Dans quelques jours, mes premiers élèves de sixième entreront au lycée.

Quatre ans plus tard, déjà, seulement, j’ai encore leurs voix dans la tête. J’ai les poèmes et les lettres, les histoires du quartier, et leurs regards aussi. J’ai les prénoms associés à mes souvenirs et les mots malhabiles tracés au feutre sur des cahiers abimés. J’ai mes larmes, les leurs, et les mains serrées, les « c’est pas mon pays », « c’est pas chez moi ici », Paris à quelques kilomètres mais si loin, la violence, les coups et la douceur de la pluie. J’ai l’hiver et l’envie de m’enfuir, les matins noirs, les cœurs signés de toutes leurs mains, la craie sur les doigts, et les « la poésie c’est beau madame » lancés tout bas. J’ai les yeux des enfants qui voyaient les lumières de la capitale sans jamais en être éclairés, ceux qui se cachaient pour lire, qui écrivaient des haïkus sur le ciel au-dessus de la cité, ceux que j’ai aimés de toutes mes forces même si on m’apprenait que je n’enseignais pas pour ressentir.

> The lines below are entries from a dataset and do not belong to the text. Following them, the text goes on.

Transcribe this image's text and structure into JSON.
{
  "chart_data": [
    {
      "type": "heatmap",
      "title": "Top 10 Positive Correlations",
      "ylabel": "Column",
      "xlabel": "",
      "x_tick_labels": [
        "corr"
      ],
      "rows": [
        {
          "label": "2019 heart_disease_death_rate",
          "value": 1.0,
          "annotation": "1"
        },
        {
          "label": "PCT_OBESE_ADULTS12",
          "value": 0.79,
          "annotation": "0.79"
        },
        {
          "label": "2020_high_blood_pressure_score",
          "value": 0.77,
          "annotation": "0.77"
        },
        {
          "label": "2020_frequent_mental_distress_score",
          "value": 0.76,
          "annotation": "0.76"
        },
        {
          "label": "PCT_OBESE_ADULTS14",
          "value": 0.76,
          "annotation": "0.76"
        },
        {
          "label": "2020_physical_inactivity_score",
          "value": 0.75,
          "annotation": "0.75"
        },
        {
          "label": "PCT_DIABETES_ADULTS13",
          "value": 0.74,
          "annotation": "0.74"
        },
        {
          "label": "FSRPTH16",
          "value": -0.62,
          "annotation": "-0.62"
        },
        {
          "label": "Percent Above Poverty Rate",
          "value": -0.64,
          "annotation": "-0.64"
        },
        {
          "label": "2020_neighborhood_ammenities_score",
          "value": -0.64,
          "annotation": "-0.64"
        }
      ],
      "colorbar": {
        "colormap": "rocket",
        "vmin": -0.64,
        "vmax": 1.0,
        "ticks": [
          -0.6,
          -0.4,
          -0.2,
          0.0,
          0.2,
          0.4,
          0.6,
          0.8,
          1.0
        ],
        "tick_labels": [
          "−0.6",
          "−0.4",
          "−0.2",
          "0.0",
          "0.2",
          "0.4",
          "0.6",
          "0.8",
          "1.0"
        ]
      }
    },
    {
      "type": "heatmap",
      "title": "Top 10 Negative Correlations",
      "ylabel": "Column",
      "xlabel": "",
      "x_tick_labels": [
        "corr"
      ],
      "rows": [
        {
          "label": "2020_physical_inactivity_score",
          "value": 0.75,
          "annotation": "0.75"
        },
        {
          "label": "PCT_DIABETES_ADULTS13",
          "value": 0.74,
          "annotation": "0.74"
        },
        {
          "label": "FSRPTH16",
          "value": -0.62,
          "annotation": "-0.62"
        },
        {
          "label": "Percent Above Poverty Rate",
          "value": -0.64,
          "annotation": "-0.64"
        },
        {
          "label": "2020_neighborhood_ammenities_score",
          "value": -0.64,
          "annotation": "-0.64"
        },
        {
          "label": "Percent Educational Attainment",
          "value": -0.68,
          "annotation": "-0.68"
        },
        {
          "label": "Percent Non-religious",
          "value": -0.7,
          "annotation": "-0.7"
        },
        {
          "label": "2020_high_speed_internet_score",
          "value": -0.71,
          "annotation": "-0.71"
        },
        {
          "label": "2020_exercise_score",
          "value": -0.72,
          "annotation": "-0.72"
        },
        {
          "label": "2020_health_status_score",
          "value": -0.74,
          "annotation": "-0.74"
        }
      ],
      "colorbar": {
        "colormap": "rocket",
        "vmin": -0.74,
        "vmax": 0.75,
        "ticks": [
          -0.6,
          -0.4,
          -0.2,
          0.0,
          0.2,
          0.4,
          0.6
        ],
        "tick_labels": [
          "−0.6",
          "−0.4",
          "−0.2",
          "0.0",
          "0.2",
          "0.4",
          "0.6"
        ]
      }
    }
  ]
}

C’était faux. Cette année-là était comme une tempête. Quelque chose qui ravage puis donne naissance à l’après. J’ai cru, parfois, que j’abandonnerais, j’ai voulu ne plus y retourner. Mais j’ai aimé, c’est vrai, j’ai aimé si fort que j’ai su : c’était ma place, plus encore que tout le reste.
J’ai aimé Saïd, Ali, Fatima, Amine, et toujours depuis, avant septembre, je relis les mots qu’ils m’ont laissés, eux, les premiers prénoms appris par cœur de ma vie.